Thursday, March 3, 2011


Soup. Is there anything easier to prepare? Is there anything more nourishing? Anything more heartwarming?

Here at 42rvh we don't think so and this past week has seen an abundance of soup - some planned in advance, some off the cuff, some not quite as expected and some surpassing expectations - but all delicious and fabulous.

It started with me deciding to spice up our usual pumpkin offering with a bit of fresh chilli. Now we all know that chillis can be hot, medium or mildly ticklish and it depends on your tolerance level as to where any chilli you encounter registers on that scale. In other words, it can be a bit of a lottery. Here in France we are often told that the chillis we are buying are 'tres fort' only to find they are nothing of the sort.

So I spiced up my pumpkin soup expecting a mildly warming effect and was slightly surprised to find the result more attention seeking than planned - but nonetheless quite delicious.

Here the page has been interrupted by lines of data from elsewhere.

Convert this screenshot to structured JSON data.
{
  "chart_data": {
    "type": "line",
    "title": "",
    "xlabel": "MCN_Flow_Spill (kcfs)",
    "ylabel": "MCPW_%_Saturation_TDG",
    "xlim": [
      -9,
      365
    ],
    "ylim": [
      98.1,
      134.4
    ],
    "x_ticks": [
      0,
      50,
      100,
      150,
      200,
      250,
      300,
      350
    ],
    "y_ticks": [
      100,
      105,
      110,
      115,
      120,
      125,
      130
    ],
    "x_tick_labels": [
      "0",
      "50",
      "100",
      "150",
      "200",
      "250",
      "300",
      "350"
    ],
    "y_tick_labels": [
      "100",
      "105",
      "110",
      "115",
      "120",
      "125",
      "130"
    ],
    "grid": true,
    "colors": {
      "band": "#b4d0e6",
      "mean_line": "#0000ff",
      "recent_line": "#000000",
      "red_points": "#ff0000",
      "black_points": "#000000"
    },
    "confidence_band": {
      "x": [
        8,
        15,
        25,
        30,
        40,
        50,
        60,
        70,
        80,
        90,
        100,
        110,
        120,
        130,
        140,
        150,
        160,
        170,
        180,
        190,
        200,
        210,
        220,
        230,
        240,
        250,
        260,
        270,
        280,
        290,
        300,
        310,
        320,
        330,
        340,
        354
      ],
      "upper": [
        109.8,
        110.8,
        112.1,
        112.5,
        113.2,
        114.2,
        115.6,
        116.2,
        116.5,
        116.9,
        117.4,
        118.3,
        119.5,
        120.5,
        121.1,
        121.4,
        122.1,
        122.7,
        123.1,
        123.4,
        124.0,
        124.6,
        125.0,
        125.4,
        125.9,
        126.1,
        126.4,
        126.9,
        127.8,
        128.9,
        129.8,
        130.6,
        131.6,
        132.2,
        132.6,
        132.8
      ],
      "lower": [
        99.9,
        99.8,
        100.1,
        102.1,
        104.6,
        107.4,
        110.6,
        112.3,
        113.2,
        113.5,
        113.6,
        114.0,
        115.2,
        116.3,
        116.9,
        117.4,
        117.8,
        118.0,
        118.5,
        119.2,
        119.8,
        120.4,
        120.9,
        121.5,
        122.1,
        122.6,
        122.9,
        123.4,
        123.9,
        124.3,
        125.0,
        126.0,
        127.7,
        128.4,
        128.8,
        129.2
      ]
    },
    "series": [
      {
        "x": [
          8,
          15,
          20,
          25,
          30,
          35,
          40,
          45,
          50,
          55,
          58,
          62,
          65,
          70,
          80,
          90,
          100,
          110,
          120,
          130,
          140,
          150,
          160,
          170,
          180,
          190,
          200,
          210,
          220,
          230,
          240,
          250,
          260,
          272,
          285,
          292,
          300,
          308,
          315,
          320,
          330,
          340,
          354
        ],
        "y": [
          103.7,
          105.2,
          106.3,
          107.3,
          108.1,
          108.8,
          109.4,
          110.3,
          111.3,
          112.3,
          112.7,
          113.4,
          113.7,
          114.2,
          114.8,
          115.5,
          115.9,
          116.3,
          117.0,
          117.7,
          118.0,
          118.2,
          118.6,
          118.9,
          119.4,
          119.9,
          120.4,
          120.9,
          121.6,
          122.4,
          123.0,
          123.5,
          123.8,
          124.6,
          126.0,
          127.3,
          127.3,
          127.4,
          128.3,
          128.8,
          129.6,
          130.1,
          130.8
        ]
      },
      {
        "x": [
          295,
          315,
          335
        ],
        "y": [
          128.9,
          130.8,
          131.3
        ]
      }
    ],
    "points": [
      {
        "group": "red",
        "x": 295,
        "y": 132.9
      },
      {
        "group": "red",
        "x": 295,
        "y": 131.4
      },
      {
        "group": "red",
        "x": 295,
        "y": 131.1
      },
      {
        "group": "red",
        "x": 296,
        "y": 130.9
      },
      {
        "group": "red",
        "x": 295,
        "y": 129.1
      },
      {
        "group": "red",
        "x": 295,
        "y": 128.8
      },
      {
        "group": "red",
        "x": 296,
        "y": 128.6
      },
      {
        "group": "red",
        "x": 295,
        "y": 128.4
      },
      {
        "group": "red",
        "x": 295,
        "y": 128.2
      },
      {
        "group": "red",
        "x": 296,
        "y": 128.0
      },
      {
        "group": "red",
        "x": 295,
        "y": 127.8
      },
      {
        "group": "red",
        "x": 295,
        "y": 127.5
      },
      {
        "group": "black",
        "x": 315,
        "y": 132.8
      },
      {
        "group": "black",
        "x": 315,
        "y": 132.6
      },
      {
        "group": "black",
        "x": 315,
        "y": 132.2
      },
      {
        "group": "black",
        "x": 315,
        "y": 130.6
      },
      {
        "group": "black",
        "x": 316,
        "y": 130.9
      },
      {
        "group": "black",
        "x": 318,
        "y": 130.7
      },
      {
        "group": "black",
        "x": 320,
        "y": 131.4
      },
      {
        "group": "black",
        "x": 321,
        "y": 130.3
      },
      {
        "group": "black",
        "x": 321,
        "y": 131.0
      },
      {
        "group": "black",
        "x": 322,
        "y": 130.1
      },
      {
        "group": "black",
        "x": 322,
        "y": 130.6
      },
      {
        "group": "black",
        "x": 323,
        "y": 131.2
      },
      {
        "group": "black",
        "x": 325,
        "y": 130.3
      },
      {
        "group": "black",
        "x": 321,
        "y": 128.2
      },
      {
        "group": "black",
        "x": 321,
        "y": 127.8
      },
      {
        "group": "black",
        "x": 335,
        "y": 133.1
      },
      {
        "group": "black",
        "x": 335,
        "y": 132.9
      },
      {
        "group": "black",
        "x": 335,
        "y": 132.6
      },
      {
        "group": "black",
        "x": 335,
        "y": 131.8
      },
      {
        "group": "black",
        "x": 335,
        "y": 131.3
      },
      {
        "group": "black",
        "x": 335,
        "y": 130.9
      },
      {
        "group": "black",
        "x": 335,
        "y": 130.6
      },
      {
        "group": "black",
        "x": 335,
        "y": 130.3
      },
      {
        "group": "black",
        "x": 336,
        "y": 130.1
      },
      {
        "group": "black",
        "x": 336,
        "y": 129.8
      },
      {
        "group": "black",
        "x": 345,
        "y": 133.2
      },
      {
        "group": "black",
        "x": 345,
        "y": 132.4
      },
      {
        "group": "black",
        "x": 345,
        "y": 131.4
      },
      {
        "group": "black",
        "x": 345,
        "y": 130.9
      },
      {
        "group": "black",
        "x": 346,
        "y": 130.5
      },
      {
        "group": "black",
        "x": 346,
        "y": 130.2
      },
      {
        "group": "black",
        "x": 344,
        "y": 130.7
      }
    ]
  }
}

This soup was for a client dinner and I was suddenly a bit hesitant about it's use given that everyone's tolerance is different. I needed an alternative to offer and frozen peas were my saviour. I adore freshly podded peas but there is absolutely nothing wrong with frozen peas and I always have some lurking in reserve for just such an occasion. Shallot, stock, peas and mint - what could be simpler? - add some cream and crispy fried bacon bits and you have a soup to die for.

At the dinner two went for pumpkin and two went for the pea and all bowls were emptied with obvious satisfaction.

The following day Debrah roasted up some lacklustre winter tomatoes and turned them into the most wonderfully warming tomato soup made with the roasted tomatoes, some gently fried shallot, some stock and some seasoning all whizzed up together in the processor.

The weather had turned a little chillier again and naturally a warming bowl of home made soup was what we were still craving as the week progressed. It wasn't a market day so we had to make do with what was at hand - which turned out to be a bunch of carrots and a bunch of coriander. It couldn't have been better - the sweetness of the carrots, the aromatic coriander and some heat from ground black pepper worked a treat


It's so easy and it's so good. An onion, some stock and some vegetables - it's all you need for a fantastic lunch or a refined first course for a dinner - give it a go.